Book Review London a social history

Book Review. London A Social History by Roy Porter

A Londoner by birth, albeit a ‘sawf’ Londoner like myself, Roy Porter’s book is written by a man who loves history and who adores London. He seems on a crusade not just to document the ups and downs of the capital but to explain the interconnected reasons behind each ebb and flow of the city’s shaping over the centuries.

He refers to London as ‘A city of contrasts, a congregation of diversity’, he calls it, in admiration, the ‘uncontrolled city’ and rues the fact that ‘London is not the eternal city; it had its hour upon the stage.
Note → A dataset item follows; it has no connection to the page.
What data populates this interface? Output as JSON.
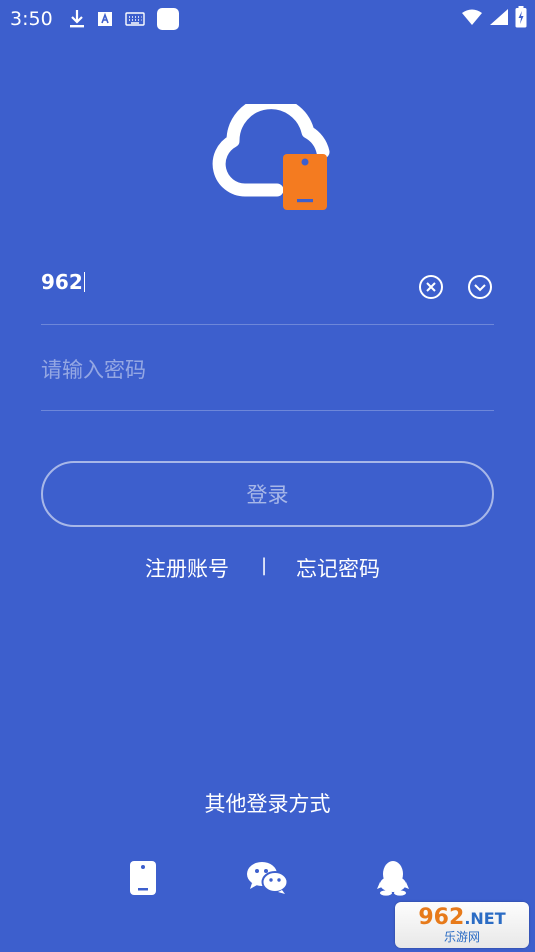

Between the two Elizabeth’s, between 1570 and 1986 to be precise’. 1570 was when Elizabeth I set up the Royal Exchange and 1986 was when Margaret Thatcher abolished the GLC. It is worth noting that Thatcherite Britain was still a very recent memory when this book was originally published in 1994 and, whilst there might be the occasional outdated feel about the commentary, it is without doubt a worthwhile window on its time.

Porter has intentionally beaten a particular path with his by calling his history A Social History of London. Whilst acknowledging that events and buildings are both obviously important in their own way, he claims that if buildings take precedence over people we get heritage, not history and that we need to be clear to make the distinction between the city as stage for events and the city as the actor. This book is very much about the organism that is London and how she affects her children.

It is possible not to read the book from cover to cover, although I fear one might lose a necessary overall pattern if one does. The chapters on Georgian London and those relating to the social problems of Victorian London are particularly good, as is his survey of post second world war London.

Undoubtedly there are more facts and statistics included in Porter’s book than it s possible for most brains to hold on to but because he is writing about such important things they never feel superfluous. Despite its denseness London A Social History never becomes overly dry because there is such a passionate narrative at its heart. We are reading about the minutiae that produce the headlines, the real-life happiness and hurt that are on the end of the “history”

Here are a few locally related tit bits to whet your appetite:

You will be pleased to note that ‘Railways did, however, encourage new housing for the middle classes. From the 1840s, stations shot up a few miles out from the centre – in……Crouch End, Stroud Green, Hornsey and Wood Green – sparking the construction of middle-class villas and respectable terraces.’

However, by 1890 ‘The Building News’ commented that, ‘we find suburbs, once the delightful retreat of the busy man, fast losing their…reputation. ……Hampstead, Highgate, Hornsey, are already being irretrievably spoiled…

And lastly, to end on a high, ‘suburbia offered much the Victorians cherished: home sweet home, safe streets, a nest for the children. It had solidity, respectability, residentiality. The games developers played provided status symbols in places like Muswell Hill or Raynes Park where the very name implied something superior or rustic, Bless. Something to mention to the estate agents perhaps?